David Fowkes of GeoSLAM explains how SLAM technology is helping construction teams around the world build a detailed picture of sprawling and complex historic structures ahead of restoration
The restoration of one of Budapest’s distinctive landmarks is certainly good news for a city that last year attracted around 4.6m overnight visitors, almost double the number who stayed in 2009.
Standing on top of Gellért Hill, the Citadella is a 19th century fortress dating back to the Habsburg era, with a commanding view out over the city and the Danube River. Over the years, it had fallen into disrepair – now it is getting a new lease of life as part of a major three-year redevelopment programme to create a visitor attraction which includes a park and museum.
Although a press conference held in June signalled the official start of the project, the preparations began long before that. With work due to begin in the autumn, surveyors from Budapest-based firm Burken has already captured and processed the site data needed to create a detailed 3D representation of the structure, which is close to the iconic Liberty Statue.
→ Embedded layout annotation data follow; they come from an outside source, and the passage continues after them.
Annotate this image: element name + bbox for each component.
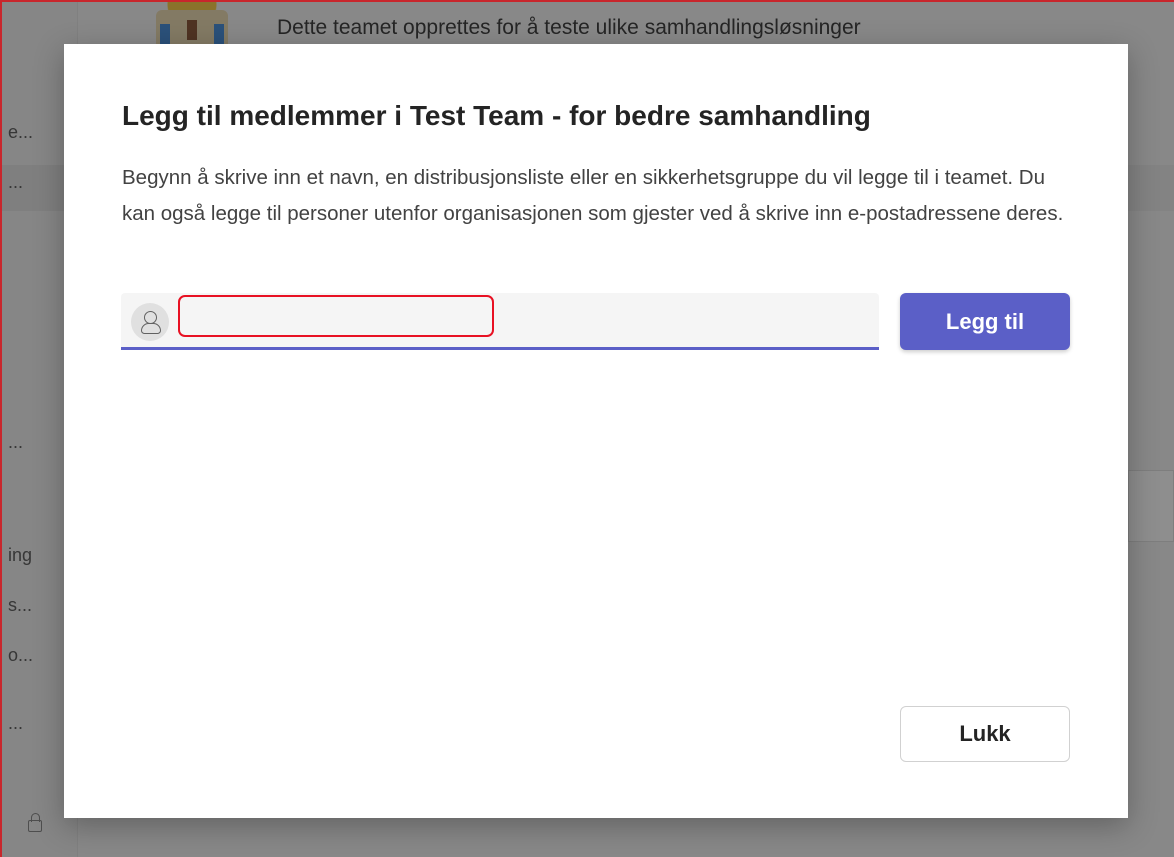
- add-button[interactable]: Legg til: [900, 293, 1070, 350]
- dialog-description: Begynn å skrive inn et navn, en distribu…: [122, 166, 1064, 225]
- people-picker[interactable]: [121, 293, 879, 350]
- dialog-title: Legg til medlemmer i Test Team - for bed…: [122, 100, 871, 131]
- add-members-dialog: Legg til medlemmer i Test Team - for bed…: [64, 44, 1128, 818]
- member-search-input[interactable]: [178, 295, 494, 337]
- close-button[interactable]: Lukk: [900, 706, 1070, 762]
- overlay-border: [0, 0, 2, 857]
- person-icon: [131, 303, 169, 341]
- overlay-border: [0, 0, 1174, 2]
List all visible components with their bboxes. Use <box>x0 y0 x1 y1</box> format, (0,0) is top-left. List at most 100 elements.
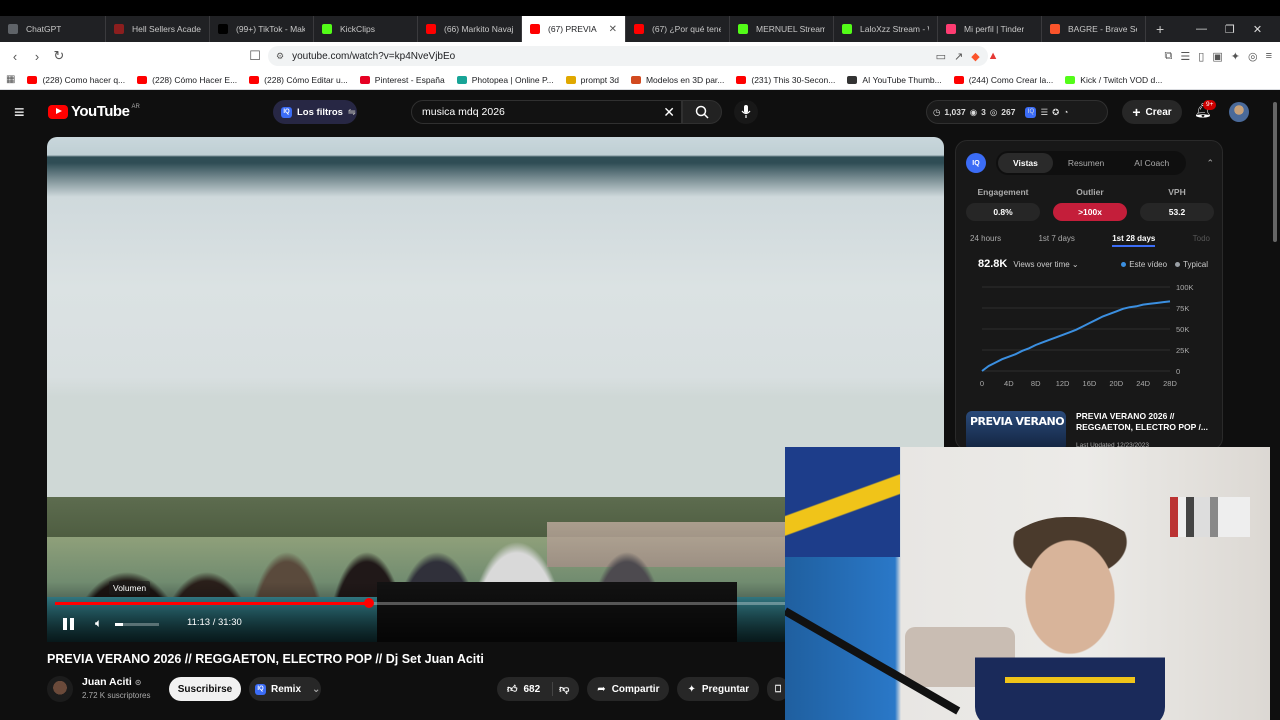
x-tick-label: 20D <box>1109 379 1123 388</box>
bookmark-label: prompt 3d <box>580 74 619 85</box>
screen-icon[interactable]: ▭ <box>936 50 946 63</box>
views-chart: 0 25K 50K 75K 100K 0 4D 8D 12D 16D 20D 24D 28D <box>980 283 1194 388</box>
range-tab[interactable]: 1st 28 days <box>1112 234 1156 247</box>
url-field[interactable]: ⚙ youtube.com/watch?v=kp4NveVjbEo <box>268 46 988 66</box>
browser-tab[interactable]: (99+) TikTok - Make <box>210 16 314 42</box>
bookmark-item[interactable]: Photopea | Online P... <box>456 74 554 85</box>
range-tab[interactable]: Todo <box>1193 234 1210 247</box>
webcam-overlay <box>785 447 1270 720</box>
bookmark-item[interactable]: prompt 3d <box>565 74 619 85</box>
site-info-icon[interactable]: ⚙ <box>276 51 284 62</box>
bookmark-label: Photopea | Online P... <box>471 74 554 85</box>
bookmark-item[interactable]: (228) Cómo Editar u... <box>249 75 348 85</box>
apps-icon[interactable]: ▦ <box>6 74 15 85</box>
browser-tab[interactable]: ChatGPT <box>0 16 106 42</box>
stat-a: 1,037 <box>944 107 966 117</box>
browser-tab[interactable]: MERNUEL Stream - <box>730 16 834 42</box>
channel-name[interactable]: Juan Aciti ⊙ <box>82 676 141 688</box>
search-button[interactable] <box>682 100 722 124</box>
video-actions: 👍︎ 682 👎︎ ➦ Compartir ✦ Preguntar ⎕ <box>497 677 790 701</box>
back-icon[interactable]: ‹ <box>4 49 26 64</box>
vpn-icon[interactable]: ◎ <box>1248 50 1258 63</box>
subscriber-count: 2.72 K suscriptores <box>82 691 151 700</box>
avatar[interactable] <box>1229 102 1249 122</box>
volume-slider[interactable] <box>115 623 159 626</box>
scrollbar-thumb[interactable] <box>1273 102 1277 242</box>
chevron-up-icon[interactable]: ⌃ <box>1206 158 1214 169</box>
chat-icon[interactable]: ◔ <box>1063 107 1068 117</box>
bookmark-item[interactable]: Pinterest - España <box>359 75 445 85</box>
panel-tab[interactable]: Resumen <box>1053 153 1119 173</box>
extensions-icon[interactable]: ⧉ <box>1165 50 1173 63</box>
ask-button[interactable]: ✦ Preguntar <box>677 677 760 701</box>
bookmark-item[interactable]: (244) Como Crear la... <box>953 75 1053 85</box>
trophy-icon[interactable]: ✪ <box>1052 107 1059 118</box>
range-tab[interactable]: 1st 7 days <box>1038 234 1074 247</box>
reading-list-icon[interactable]: ☰ <box>1180 50 1190 63</box>
share-button[interactable]: ➦ Compartir <box>587 677 670 701</box>
bookmark-item[interactable]: (231) This 30-Secon... <box>736 75 835 85</box>
new-tab-icon[interactable]: + <box>1146 21 1174 37</box>
like-count: 682 <box>523 683 541 695</box>
youtube-logo[interactable]: YouTube AR <box>48 103 140 120</box>
browser-tab[interactable]: (67) PREVIA ✕ <box>522 16 626 42</box>
browser-tab[interactable]: Hell Sellers Academ <box>106 16 210 42</box>
browser-tab[interactable]: Mi perfil | Tinder <box>938 16 1042 42</box>
close-tab-icon[interactable]: ✕ <box>603 24 617 35</box>
thumbs-down-icon[interactable]: 👎︎ <box>559 683 569 695</box>
tab-favicon-icon <box>8 24 18 34</box>
url-text: youtube.com/watch?v=kp4NveVjbEo <box>292 50 456 62</box>
volume-icon[interactable]: 🔈︎ <box>95 616 102 631</box>
brave-rewards-icon[interactable]: ▲ <box>988 50 999 62</box>
like-button[interactable]: 👍︎ 682 👎︎ <box>497 677 580 701</box>
share-icon[interactable]: ↗ <box>954 50 963 63</box>
panel-tab[interactable]: AI Coach <box>1119 153 1184 173</box>
bookmark-item[interactable]: (228) Cómo Hacer E... <box>137 75 237 85</box>
chart-dropdown[interactable]: Views over time ⌄ <box>1013 260 1078 269</box>
sidebar-icon[interactable]: ▯ <box>1198 50 1204 63</box>
forward-icon[interactable]: › <box>26 49 48 64</box>
subscribe-button[interactable]: Suscribirse <box>169 677 241 701</box>
bookmark-favicon-icon <box>630 75 641 84</box>
iq-icon[interactable]: IQ <box>1025 106 1037 118</box>
page-scrollbar[interactable] <box>1270 92 1280 720</box>
voice-search-button[interactable] <box>734 100 758 124</box>
bookmark-item[interactable]: AI YouTube Thumb... <box>847 75 942 85</box>
clear-search-icon[interactable]: ✕ <box>663 104 675 121</box>
browser-tab[interactable]: (66) Markito Navaja <box>418 16 522 42</box>
ask-label: Preguntar <box>701 683 750 695</box>
reload-icon[interactable]: ↻ <box>48 48 70 64</box>
country-code: AR <box>131 103 140 110</box>
bookmark-icon[interactable]: ☐ <box>244 48 266 64</box>
progress-handle[interactable] <box>363 598 374 608</box>
browser-tab[interactable]: KickClips <box>314 16 418 42</box>
browser-tab[interactable]: (67) ¿Por qué tenem <box>626 16 730 42</box>
panel-tab[interactable]: Vistas <box>998 153 1053 173</box>
bookmark-item[interactable]: Kick / Twitch VOD d... <box>1065 75 1162 85</box>
minimize-icon[interactable]: — <box>1196 23 1207 35</box>
list-icon[interactable]: ☰ <box>1040 107 1048 118</box>
vidiq-stats-pill[interactable]: ◷ 1,037 ◉ 3 ◎ 267 IQ ☰ ✪ ◔ <box>926 100 1108 124</box>
related-video[interactable]: PREVIA VERANO PREVIA VERANO 2026 // REGG… <box>966 411 1214 449</box>
close-window-icon[interactable]: ✕ <box>1253 23 1262 36</box>
menu-hamburger-icon[interactable]: ≡ <box>14 102 25 123</box>
channel-avatar[interactable] <box>47 676 73 702</box>
search-input[interactable]: musica mdq 2026 ✕ <box>411 100 682 124</box>
maximize-icon[interactable]: ❐ <box>1225 23 1235 36</box>
filters-button[interactable]: IQ Los filtros ⇋ <box>273 100 357 124</box>
range-tab[interactable]: 24 hours <box>970 234 1001 247</box>
volume-tooltip: Volumen <box>109 581 151 595</box>
bookmark-item[interactable]: Modelos en 3D par... <box>630 75 724 85</box>
brave-shield-icon[interactable]: ◆ <box>971 50 979 63</box>
browser-tab[interactable]: BAGRE - Brave Sear <box>1042 16 1146 42</box>
leo-icon[interactable]: ✦ <box>1231 50 1240 63</box>
y-tick-label: 75K <box>1176 304 1189 313</box>
pause-icon[interactable] <box>63 618 74 630</box>
remix-button[interactable]: IQ Remix ⌄ <box>249 677 321 701</box>
menu-icon[interactable]: ≡ <box>1266 50 1272 62</box>
browser-tab[interactable]: LaloXzz Stream - W <box>834 16 938 42</box>
wallet-icon[interactable]: ▣ <box>1212 50 1222 63</box>
y-tick-label: 50K <box>1176 325 1189 334</box>
bookmark-item[interactable]: (228) Como hacer q... <box>27 75 125 85</box>
create-button[interactable]: + Crear <box>1122 100 1182 124</box>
Mapping a historic site like this can be difficult for surveying teams. The building could be unlike anything they have encountered before, and accurate and up-to-date floor plans and elevation drawings may be unavailable. Narrow staircases and passageways, as well as poor lighting, structural weaknesses and uneven floors, make some areas inaccessible and possibly dangerous too.
3D remote laser scanning using GPS is a common solution in unstable and difficult-to-reach places such as quarries and opencast mines. But lack of coverage inside buildings and underground mean that GPS-enabled devices are unsuitable for many construction projects, including restoration work.
The Citadella was designed to be impenetrable and its sprawling structure, covering an area of around 13,000 sq m, meant that surveying the site could be a challenge – but it was one the team at Burken was more than capable of rising to.
No strangers to complex sites, its surveyors have previously worked on Budapest’s Castle Garden Bazaar (a short walk from the Citadella) and deep underground in mines and nuclear waste storage facilities. They knew they would need specialist equipment to map the Citadella’s vast courtyard and labyrinthine network of tunnels, turrets, alcoves and bunkers, so they enlisted our support early on.
Using SLAM technology
One reason why Burken has become an expert in mapping historic sites like these is because it was an early adopter of SLAM (Simultaneous Localisation and Mapping) technology. First developed in the robotics industry, the SLAM algorithm powering our devices means they are capable of scanning indoor, enclosed and otherwise difficult-to-reach places, where there is no GPS coverage.
Unquestionably, mobile scanners would allow the team to map the structure far quicker compared to using terrestrial devices, which would also help to reduce project delivery times.
In fact, the team scanned historic site, the Citadella in just 30 minutes – a fraction of the time it would once have taken to capture the same data using traditional surveying methods. Not only that but older equipment can also be unwieldy, making it unsuitable for tight spaces anyway.
Depending on the device used, a ‘walk and scan’ method of data collection allows operators to capture 300,000 points per second and record distant features at a range of 100 metres.
Structures can be scanned in minutes or hours, not days and weeks, which saves time and money, while reducing the amount of time someone spends in a potentially hazardous environment. In fact, the latest handheld scanners allow you to digitally capture 3D data 10 times faster than traditional scanners, with post-processing complete in three-quarters of the time. So reliable is the technology that only one site visit is needed, though a second or third scan can easily be undertaken if the project demands it.
Handheld scanners enable surveying teams to capture every nook and cranny of a building, but where confined or hazardous spaces require hands-free movement, they should be able to mount them to a pole or backpack too.
Once collected, the data is processed to create an accurate 3D map using BIM (with costs and timescales included) that can be shared with stakeholders at every stage.
While it is always rewarding to see a new project get off the ground, the restoration of a unique building like the Citadella is particularly so. Once complete, it will take its place among Budapest’s well-known attractions, including Buda Castle, and add to its already rich heritage.
Digital technology, including mobile scanning and BIM, is changing the face of construction, from new builds to historic sites, enabling partners to work collaboratively to reduce delivery times and costs, increase safety standards and engage stakeholders.
Where margins are tight and the public is watching closely, as is usually the case with projects of this nature, technology like SLAM helps to ensure they are feasible before work gets underway and then stay on track to deliver value-for-money.